Stabilized weighted reduced basis methods for parametrized advection dominated problems with random inputs

TL;DR

This paper introduces stabilized weighted reduced basis methods for efficiently solving parametrized advection-dominated problems with random inputs, combining stabilization techniques with reduced basis approaches to improve accuracy and computational efficiency.

Contribution

It develops a novel integration of stabilized reduced basis methods with weighted reduced basis techniques for stochastic problems, including a selective online stabilization strategy.

Findings

Effective reduction of computational costs

High accuracy maintained with online stabilization

Successful application to heat transfer problems

Abstract

In this work, we propose viable and efficient strategies for stabilized parametrized advection dominated problems, with random inputs.
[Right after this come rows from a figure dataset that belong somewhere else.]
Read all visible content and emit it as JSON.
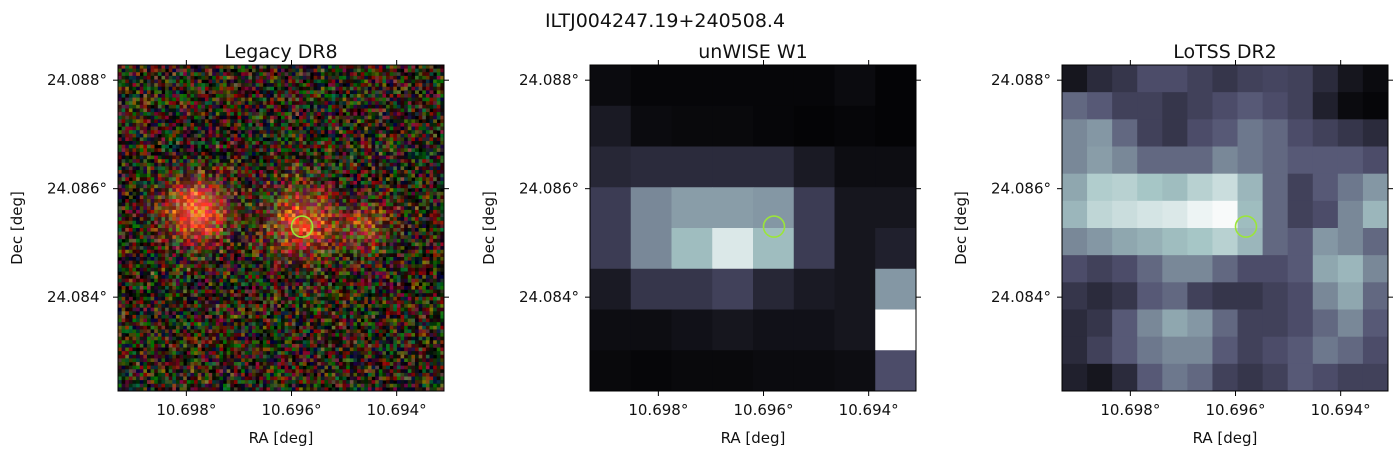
{
  "figure": {
    "suptitle": "ILTJ004247.19+240508.4"
  },
  "chart_data": [
    {
      "type": "heatmap",
      "title": "Legacy DR8",
      "colormap": "rgb-noise",
      "xlabel": "RA [deg]",
      "ylabel": "Dec [deg]",
      "xlim": [
        10.6993,
        10.6931
      ],
      "ylim": [
        24.08227,
        24.08828
      ],
      "xticks": [
        {
          "value": 10.698,
          "label": "10.698°"
        },
        {
          "value": 10.696,
          "label": "10.696°"
        },
        {
          "value": 10.694,
          "label": "10.694°"
        }
      ],
      "yticks": [
        {
          "value": 24.088,
          "label": "24.088°"
        },
        {
          "value": 24.086,
          "label": "24.086°"
        },
        {
          "value": 24.084,
          "label": "24.084°"
        }
      ],
      "marker": {
        "ra": 10.6958,
        "dec": 24.0853,
        "radius_deg": 0.0002,
        "color": "#9be53a"
      },
      "sources": [
        {
          "ra": 10.6978,
          "dec": 24.0856,
          "sigma": 0.00038,
          "amp": 1.0
        },
        {
          "ra": 10.6958,
          "dec": 24.0854,
          "sigma": 0.00042,
          "amp": 0.75
        },
        {
          "ra": 10.6946,
          "dec": 24.0853,
          "sigma": 0.0003,
          "amp": 0.45
        }
      ]
    },
    {
      "type": "heatmap",
      "title": "unWISE W1",
      "colormap": "bone",
      "xlabel": "RA [deg]",
      "ylabel": "Dec [deg]",
      "xlim": [
        10.6993,
        10.6931
      ],
      "ylim": [
        24.08227,
        24.08828
      ],
      "xticks": [
        {
          "value": 10.698,
          "label": "10.698°"
        },
        {
          "value": 10.696,
          "label": "10.696°"
        },
        {
          "value": 10.694,
          "label": "10.694°"
        }
      ],
      "yticks": [
        {
          "value": 24.088,
          "label": "24.088°"
        },
        {
          "value": 24.086,
          "label": "24.086°"
        },
        {
          "value": 24.084,
          "label": "24.084°"
        }
      ],
      "marker": {
        "ra": 10.6958,
        "dec": 24.0853,
        "radius_deg": 0.0002,
        "color": "#9be53a"
      },
      "pixels": [
        [
          0.05,
          0.03,
          0.03,
          0.03,
          0.03,
          0.03,
          0.05,
          0.02
        ],
        [
          0.12,
          0.05,
          0.04,
          0.04,
          0.03,
          0.02,
          0.03,
          0.02
        ],
        [
          0.18,
          0.2,
          0.2,
          0.2,
          0.2,
          0.12,
          0.06,
          0.06
        ],
        [
          0.28,
          0.55,
          0.62,
          0.62,
          0.6,
          0.28,
          0.1,
          0.1
        ],
        [
          0.28,
          0.55,
          0.72,
          0.9,
          0.72,
          0.28,
          0.1,
          0.15
        ],
        [
          0.12,
          0.25,
          0.25,
          0.3,
          0.18,
          0.12,
          0.1,
          0.6
        ],
        [
          0.06,
          0.06,
          0.08,
          0.1,
          0.08,
          0.08,
          0.1,
          1.0
        ],
        [
          0.04,
          0.03,
          0.04,
          0.04,
          0.05,
          0.05,
          0.06,
          0.35
        ]
      ]
    },
    {
      "type": "heatmap",
      "title": "LoTSS DR2",
      "colormap": "bone",
      "xlabel": "RA [deg]",
      "ylabel": "Dec [deg]",
      "xlim": [
        10.6993,
        10.6931
      ],
      "ylim": [
        24.08227,
        24.08828
      ],
      "xticks": [
        {
          "value": 10.698,
          "label": "10.698°"
        },
        {
          "value": 10.696,
          "label": "10.696°"
        },
        {
          "value": 10.694,
          "label": "10.694°"
        }
      ],
      "yticks": [
        {
          "value": 24.088,
          "label": "24.088°"
        },
        {
          "value": 24.086,
          "label": "24.086°"
        },
        {
          "value": 24.084,
          "label": "24.084°"
        }
      ],
      "marker": {
        "ra": 10.6958,
        "dec": 24.0853,
        "radius_deg": 0.0002,
        "color": "#9be53a"
      },
      "pixels": [
        [
          0.1,
          0.2,
          0.25,
          0.35,
          0.35,
          0.3,
          0.25,
          0.3,
          0.32,
          0.3,
          0.2,
          0.1,
          0.05
        ],
        [
          0.45,
          0.4,
          0.3,
          0.3,
          0.25,
          0.3,
          0.35,
          0.4,
          0.35,
          0.3,
          0.15,
          0.05,
          0.03
        ],
        [
          0.55,
          0.6,
          0.45,
          0.3,
          0.25,
          0.35,
          0.4,
          0.5,
          0.45,
          0.35,
          0.3,
          0.25,
          0.2
        ],
        [
          0.55,
          0.62,
          0.55,
          0.45,
          0.45,
          0.45,
          0.55,
          0.5,
          0.45,
          0.4,
          0.4,
          0.4,
          0.35
        ],
        [
          0.65,
          0.78,
          0.8,
          0.75,
          0.72,
          0.8,
          0.85,
          0.7,
          0.45,
          0.3,
          0.4,
          0.5,
          0.6
        ],
        [
          0.7,
          0.82,
          0.85,
          0.88,
          0.9,
          0.95,
          0.98,
          0.72,
          0.45,
          0.3,
          0.35,
          0.55,
          0.7
        ],
        [
          0.55,
          0.6,
          0.65,
          0.68,
          0.72,
          0.75,
          0.8,
          0.7,
          0.45,
          0.4,
          0.6,
          0.55,
          0.45
        ],
        [
          0.35,
          0.3,
          0.35,
          0.45,
          0.55,
          0.55,
          0.45,
          0.35,
          0.35,
          0.4,
          0.65,
          0.7,
          0.55
        ],
        [
          0.25,
          0.2,
          0.25,
          0.4,
          0.45,
          0.3,
          0.25,
          0.25,
          0.3,
          0.35,
          0.55,
          0.65,
          0.45
        ],
        [
          0.2,
          0.25,
          0.4,
          0.55,
          0.65,
          0.6,
          0.45,
          0.3,
          0.3,
          0.35,
          0.45,
          0.55,
          0.4
        ],
        [
          0.2,
          0.3,
          0.4,
          0.5,
          0.55,
          0.55,
          0.4,
          0.3,
          0.35,
          0.4,
          0.5,
          0.45,
          0.35
        ],
        [
          0.15,
          0.1,
          0.2,
          0.4,
          0.5,
          0.45,
          0.3,
          0.25,
          0.3,
          0.4,
          0.35,
          0.3,
          0.3
        ]
      ]
    }
  ]
}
In particular, we investigate the combination of wRB (weighted reduced basis) method for stochastic parametrized problems with stabilized reduced basis method, which is the integration of classical stabilization methods (SUPG, in our case) in the Offline--Online structure of the RB method. Moreover, we introduce a reduction method that selectively enables online stabilization; this leads to a sensible reduction of computational costs, while keeping a very good accuracy with respect to high fidelity solutions. We present numerical test cases to assess the performance of the proposed methods in steady and unsteady problems related to heat transfer phenomena.